WASHINGTON, D.C. – U.S. Sen. Jim Inhofe (R-Okla.), a senior member of the Senate Armed Services Committee (SASC) and member of the Senate Foreign Relations Committee (SFRC), today reacted to President Obama’s meeting with potential war criminal and illegitimate leader of Cote d’Ivoire Alassane Ouattara in Washington, D.C.
“It is outrageous that President Obama would welcome, with open arms, a man who is responsible for the death of at least 3,000 people and displacement of half a million refugees in the African country of Cote d’Ivoire,” said Inhofe. “Instead of participating in our nation’s budget crisis, the President spends his time meeting with this killer and human rights abuser. Ouattara’s bloodletting seems unabated, and he does not seem to be interested in restraining his forces from eliminating perceived pro-Gbagbo supporters. He did not deserve an invitation to our White House or an audience with our President in the Oval Office. Ouattara is nothing more than an illegitimate usurper who has scandalized Cote d’Ivoire’s electoral system, and unlawfully ousted democratic incumbent Laurent Gbagbo.”

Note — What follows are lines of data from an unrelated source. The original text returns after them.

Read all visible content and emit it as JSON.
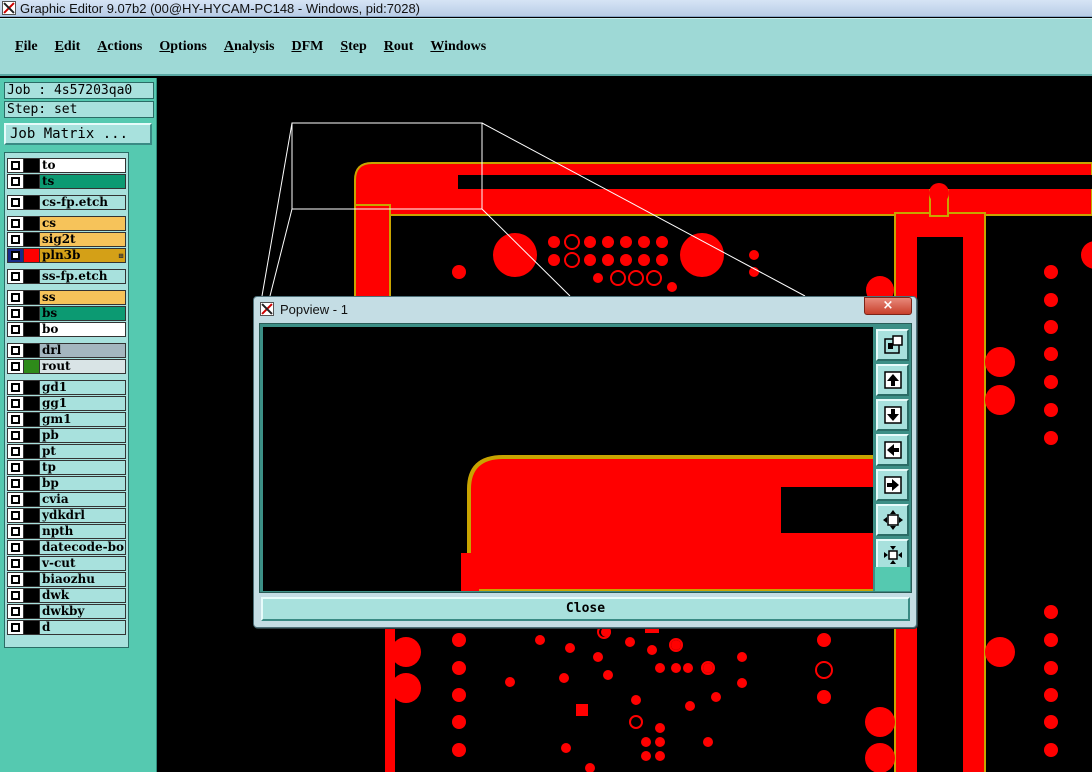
{
  "window": {
    "title": "Graphic Editor 9.07b2 (00@HY-HYCAM-PC148 - Windows, pid:7028)",
    "icon": "app-x-icon"
  },
  "menu": [
    {
      "label": "File"
    },
    {
      "label": "Edit"
    },
    {
      "label": "Actions"
    },
    {
      "label": "Options"
    },
    {
      "label": "Analysis"
    },
    {
      "label": "DFM"
    },
    {
      "label": "Step"
    },
    {
      "label": "Rout"
    },
    {
      "label": "Windows"
    }
  ],
  "job": {
    "job_text": "Job : 4s57203qa0",
    "step_text": "Step: set",
    "matrix_label": "Job Matrix ..."
  },
  "layers": [
    {
      "name": "to",
      "swatch": "#000000",
      "bg": "#ffffff"
    },
    {
      "name": "ts",
      "swatch": "#000000",
      "bg": "#0c9a72"
    },
    {
      "name": "cs-fp.etch",
      "swatch": "#000000",
      "bg": "#a8e1dd"
    },
    {
      "name": "cs",
      "swatch": "#000000",
      "bg": "#f6c35a"
    },
    {
      "name": "sig2t",
      "swatch": "#000000",
      "bg": "#f6c35a"
    },
    {
      "name": "pln3b",
      "swatch": "#ff0000",
      "bg": "#d4a017",
      "selected": true
    },
    {
      "name": "ss-fp.etch",
      "swatch": "#000000",
      "bg": "#a8e1dd"
    },
    {
      "name": "ss",
      "swatch": "#000000",
      "bg": "#f6c35a"
    },
    {
      "name": "bs",
      "swatch": "#000000",
      "bg": "#0c9a72"
    },
    {
      "name": "bo",
      "swatch": "#000000",
      "bg": "#ffffff"
    },
    {
      "name": "drl",
      "swatch": "#000000",
      "bg": "#a4b6bf"
    },
    {
      "name": "rout",
      "swatch": "#2e8b1a",
      "bg": "#d9e4e6"
    },
    {
      "name": "gd1",
      "swatch": "#000000",
      "bg": "#a8e1dd"
    },
    {
      "name": "gg1",
      "swatch": "#000000",
      "bg": "#a8e1dd"
    },
    {
      "name": "gm1",
      "swatch": "#000000",
      "bg": "#a8e1dd"
    },
    {
      "name": "pb",
      "swatch": "#000000",
      "bg": "#a8e1dd"
    },
    {
      "name": "pt",
      "swatch": "#000000",
      "bg": "#a8e1dd"
    },
    {
      "name": "tp",
      "swatch": "#000000",
      "bg": "#a8e1dd"
    },
    {
      "name": "bp",
      "swatch": "#000000",
      "bg": "#a8e1dd"
    },
    {
      "name": "cvia",
      "swatch": "#000000",
      "bg": "#a8e1dd"
    },
    {
      "name": "ydkdrl",
      "swatch": "#000000",
      "bg": "#a8e1dd"
    },
    {
      "name": "npth",
      "swatch": "#000000",
      "bg": "#a8e1dd"
    },
    {
      "name": "datecode-bo",
      "swatch": "#000000",
      "bg": "#a8e1dd"
    },
    {
      "name": "v-cut",
      "swatch": "#000000",
      "bg": "#a8e1dd"
    },
    {
      "name": "biaozhu",
      "swatch": "#000000",
      "bg": "#a8e1dd"
    },
    {
      "name": "dwk",
      "swatch": "#000000",
      "bg": "#a8e1dd"
    },
    {
      "name": "dwkby",
      "swatch": "#000000",
      "bg": "#a8e1dd"
    },
    {
      "name": "d",
      "swatch": "#000000",
      "bg": "#a8e1dd"
    }
  ],
  "popview": {
    "title": "Popview - 1",
    "close_x": "×",
    "close_label": "Close",
    "tools": [
      {
        "name": "zoom-window-icon"
      },
      {
        "name": "pan-up-icon"
      },
      {
        "name": "pan-down-icon"
      },
      {
        "name": "pan-left-icon"
      },
      {
        "name": "pan-right-icon"
      },
      {
        "name": "zoom-in-icon"
      },
      {
        "name": "zoom-out-icon"
      }
    ]
  },
  "colors": {
    "copper": "#ff0000",
    "outline": "#c8a400",
    "panel": "#a8e1dd",
    "menubar": "#9ed9d6",
    "leftpanel": "#55c9b0"
  }
}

Inhofe cited Amnesty International’s report from July 28 that states half a million Ivorians are displaced in post-election violence, and are prevented from returning home because of a “climate of fear” that continues to reign in Cote d’Ivoire. Amnesty International specifically singles out Ouattara’s security forces and his state-sponsored militia composed of Dozos who continue to target pro-Gbagbo ethnic groups. Dozos, traditional hunters, are a mercenary group that both Amnesty International and the International Committee of the Red Cross blame for carrying out a massacre in April of at least 220 people in the western town of Duekoue.
Beginning late last year, Ouattara fraudulently won Cote d’Ivoire’s presidential election, and after President Gbagbo revealed the fraud, led a rebel army that violently overthrew the Gbagbo government with support from the French military, which wrongly intervened in this former French colony.
Inhofe has regularly called for new elections in Cote d’Ivoire. In May, Inhofe demanded answers from Administration officials during a SFRC hearing on the current crisis in the war-torn country. He has remained an outspoken critic of Ouattara and has repeatedly drawn attention to this issue on the Senate floor.